- Coinbase detects infiltration attempts by North Korean workers taking advantage of remote work.
- New requirements: in-person orientation in the U.S., U.S. citizenship, and fingerprints to access sensitive systems.
- FBI warns of facilitators spoofing interviews and forwarding laptops; Coinbase opens center in Charlotte, North Carolina.
- A wallet labeled as "Coinbase hacker" moved millions; analysts estimate user losses due to social scams exceeding 300 million.
Coinbase has made a remarkable turnaround to its "remote-first" culture after identifying Details of the cyberattack on Coinbase by North Korean hackers who were seeking to enter as fake candidates and gain access to internal systems. The company has moved to close loopholes in its processes and strengthen end-to-end identity verification.
According to its CEO, Brian Armstrong, there is a constant flow of applicants with highly qualified technical profiles that try to take advantage of the distance of remote work. The pressure of security has forced a rethinking of procedures: more controls, more physical presence and less exhibition space.
How they tried to break into Coinbase
The company and security forces have detected a pattern: candidates operating under false identities, supported by facilitators in the United States and other countries, who reach attend interviews instead, set up shell companies and even forward corporate laptops to bypass access filters. Armstrong reports "hundreds" of new attempts every quarter, a number that continues to grow.
The FBI has warned of networks that operate with people "aware or unaware" of the plot, which complicates detection. Impersonation in interviews has become more sophisticated with video tools and remote coaching, raising the bar for hiring teams to apply.
The internal security turn
For roles with contact with critical data or systems, US citizens only may have access, and must submit to fingerprinting and other on-site checks. In addition, all the new additions They undergo an on-site orientation in the United States before beginning operations.
Interviews now include the camera on mandatory To confirm identity and detect signs of impersonation, external coaching, or the use of AI and deepfakes. Coinbase has tightened its work environments: armored installations, equipment such as Chromebooks configured to minimize risks and segmented and limited access.

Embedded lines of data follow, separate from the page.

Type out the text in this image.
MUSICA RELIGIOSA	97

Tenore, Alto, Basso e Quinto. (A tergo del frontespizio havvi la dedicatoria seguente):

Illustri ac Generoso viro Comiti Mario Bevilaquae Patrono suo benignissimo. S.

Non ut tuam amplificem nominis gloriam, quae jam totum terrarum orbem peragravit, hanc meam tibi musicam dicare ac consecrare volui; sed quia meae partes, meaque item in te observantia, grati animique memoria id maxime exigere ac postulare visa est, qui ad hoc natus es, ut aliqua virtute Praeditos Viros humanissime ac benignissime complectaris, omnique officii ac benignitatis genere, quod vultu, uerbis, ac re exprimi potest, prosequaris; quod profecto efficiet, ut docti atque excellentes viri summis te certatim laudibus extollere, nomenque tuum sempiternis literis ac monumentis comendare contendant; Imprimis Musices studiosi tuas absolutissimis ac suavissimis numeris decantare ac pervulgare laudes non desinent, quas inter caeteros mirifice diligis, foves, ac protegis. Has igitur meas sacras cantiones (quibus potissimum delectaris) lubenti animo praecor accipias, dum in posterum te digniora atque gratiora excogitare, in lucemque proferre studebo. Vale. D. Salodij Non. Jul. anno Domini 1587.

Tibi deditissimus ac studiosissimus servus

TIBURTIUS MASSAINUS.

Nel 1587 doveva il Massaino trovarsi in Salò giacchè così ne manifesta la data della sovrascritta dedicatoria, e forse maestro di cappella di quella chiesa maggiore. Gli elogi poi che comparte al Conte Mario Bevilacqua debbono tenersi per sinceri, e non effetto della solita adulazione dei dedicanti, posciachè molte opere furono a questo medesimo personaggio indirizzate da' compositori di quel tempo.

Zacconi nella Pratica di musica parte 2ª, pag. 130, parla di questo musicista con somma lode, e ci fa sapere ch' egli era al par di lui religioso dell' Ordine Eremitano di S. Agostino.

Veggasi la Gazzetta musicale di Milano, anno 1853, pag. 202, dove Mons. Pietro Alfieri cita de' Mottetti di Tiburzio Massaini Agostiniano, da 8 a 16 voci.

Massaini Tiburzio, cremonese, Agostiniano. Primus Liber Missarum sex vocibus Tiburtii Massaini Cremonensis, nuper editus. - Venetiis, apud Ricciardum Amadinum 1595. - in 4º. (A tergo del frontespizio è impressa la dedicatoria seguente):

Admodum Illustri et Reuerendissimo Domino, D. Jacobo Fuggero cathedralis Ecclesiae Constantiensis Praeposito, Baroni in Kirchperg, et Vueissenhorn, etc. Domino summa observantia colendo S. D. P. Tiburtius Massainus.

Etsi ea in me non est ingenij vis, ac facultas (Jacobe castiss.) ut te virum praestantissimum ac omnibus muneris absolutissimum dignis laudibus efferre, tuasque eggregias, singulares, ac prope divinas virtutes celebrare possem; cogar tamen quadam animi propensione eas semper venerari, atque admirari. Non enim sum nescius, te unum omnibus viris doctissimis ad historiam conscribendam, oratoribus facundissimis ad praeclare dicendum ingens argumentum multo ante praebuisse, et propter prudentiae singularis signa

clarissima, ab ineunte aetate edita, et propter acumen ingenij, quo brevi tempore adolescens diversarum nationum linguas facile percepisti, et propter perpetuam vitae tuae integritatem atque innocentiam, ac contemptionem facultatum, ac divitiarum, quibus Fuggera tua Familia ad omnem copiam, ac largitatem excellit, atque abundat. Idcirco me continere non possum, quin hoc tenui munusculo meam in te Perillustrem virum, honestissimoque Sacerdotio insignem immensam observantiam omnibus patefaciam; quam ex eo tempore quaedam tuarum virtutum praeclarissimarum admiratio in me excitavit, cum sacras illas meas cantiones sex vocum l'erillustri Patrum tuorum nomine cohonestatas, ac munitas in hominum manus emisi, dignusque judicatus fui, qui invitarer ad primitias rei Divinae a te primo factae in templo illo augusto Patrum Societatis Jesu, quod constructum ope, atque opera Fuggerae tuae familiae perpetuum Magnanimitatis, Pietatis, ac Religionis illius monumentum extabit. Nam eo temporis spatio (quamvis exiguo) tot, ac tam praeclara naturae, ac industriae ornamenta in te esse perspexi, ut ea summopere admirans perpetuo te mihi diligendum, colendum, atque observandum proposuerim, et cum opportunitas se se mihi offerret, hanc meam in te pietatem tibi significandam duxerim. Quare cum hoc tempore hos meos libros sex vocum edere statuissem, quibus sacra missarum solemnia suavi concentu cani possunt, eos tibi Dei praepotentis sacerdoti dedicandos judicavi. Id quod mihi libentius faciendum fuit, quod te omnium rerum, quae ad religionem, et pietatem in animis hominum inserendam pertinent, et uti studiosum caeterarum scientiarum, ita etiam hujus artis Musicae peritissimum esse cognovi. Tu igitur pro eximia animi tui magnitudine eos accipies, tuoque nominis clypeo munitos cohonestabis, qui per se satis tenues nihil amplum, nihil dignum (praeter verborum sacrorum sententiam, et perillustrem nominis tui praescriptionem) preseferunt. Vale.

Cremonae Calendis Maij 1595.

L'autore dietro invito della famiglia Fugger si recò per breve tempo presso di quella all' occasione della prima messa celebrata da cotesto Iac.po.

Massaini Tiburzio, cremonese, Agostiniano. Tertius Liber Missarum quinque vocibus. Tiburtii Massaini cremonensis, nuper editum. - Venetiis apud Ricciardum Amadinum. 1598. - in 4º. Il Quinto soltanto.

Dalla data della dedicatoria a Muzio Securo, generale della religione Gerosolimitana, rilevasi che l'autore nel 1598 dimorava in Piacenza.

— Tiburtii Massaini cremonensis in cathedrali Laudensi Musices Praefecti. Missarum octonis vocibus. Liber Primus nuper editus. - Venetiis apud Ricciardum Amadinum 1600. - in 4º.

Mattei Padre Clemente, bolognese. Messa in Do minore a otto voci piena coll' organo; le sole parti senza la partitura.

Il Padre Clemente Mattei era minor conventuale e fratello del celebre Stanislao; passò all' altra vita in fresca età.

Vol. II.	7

The company has established a zero-tolerance policy for risky internal behavior. Armstrong has been blunt in describing the consequences: Whoever breaks the rules ends up in the hands of justiceThe message is intended to deter both insiders and employees tempted by bribes.
Bribery and insider risk
Coinbase has detected attempts to bribing customer service agents with amounts of hundreds of thousands of dollars in exchange for sensitive data, as well as cases of mobile phones brought into secure areas to photograph screens. The company claims it has strengthened controls and monitoring to prevent leaks and document any evidence of malpractice.
With the aim of concentrating critical operations in national territory and reducing risk vectors, Coinbase has boosted its support in the US. and opened one installation in Charlotte, North Carolina"Physical presence" is gaining weight as evidence in a context of increased threat sophistication.
The on-chain trail of the "Coinbase hacker"
In parallel to the infiltration attempts, blockchain analysis has followed the movements of a wallet labeled by specialized firms as Coinbase hacker. This wallet would have converted DAI to USDC, bridged funds to Solana and acquired around 38.126 SOL about 209 dollars per unit, using capital of alleged illicit origin.
This same wallet had already stood out for relevant operations with Ether: sales of tens of thousands of ETH and one-off purchases on specific dates, movements that analysts attribute to strategies to hide and diversify funds. On-chain researchers estimate that the Coinbase users have lost more than 300 million in social engineering scams linked to this type of campaign.
What it means for candidates and employees
In the face of new processes, the company maintains on-camera interviews to prove identity and rule out coaching, requires face-to-face orientation in the US and sets higher verification thresholds for sensitive functions. The trend is towards proof of physical presence gain relevance in the era of AI and deepfakes.
For the already operational staff, the priority is reduce access privileges, strengthen monitoring and work with closed environments. The coexistence between work flexibility and tighter controls It is reconfigured with a clear mission: protect assets, data and users themselves from persistent and increasingly creative threats.
The situation leaves a clear reading: Hackers keep pushing And Coinbase has opted to sacrifice part of its remote model to raise the bar on security. With more in-person verification, tough internal measures, and on-chain tracking of suspicious funds, the company is trying to contain a risk that shifts, mutates, and demands adaptive defenses risk management.
I am a technology enthusiast who has turned his "geek" interests into a profession. I have spent more than 10 years of my life using cutting-edge technology and tinkering with all kinds of programs out of pure curiosity. Now I have specialized in computer technology and video games. This is because for more than 5 years I have been writing for various websites on technology and video games, creating articles that seek to give you the information you need in a language that is understandable to everyone.
If you have any questions, my knowledge ranges from everything related to the Windows operating system as well as Android for mobile phones. And my commitment is to you, I am always willing to spend a few minutes and help you resolve any questions you may have in this internet world.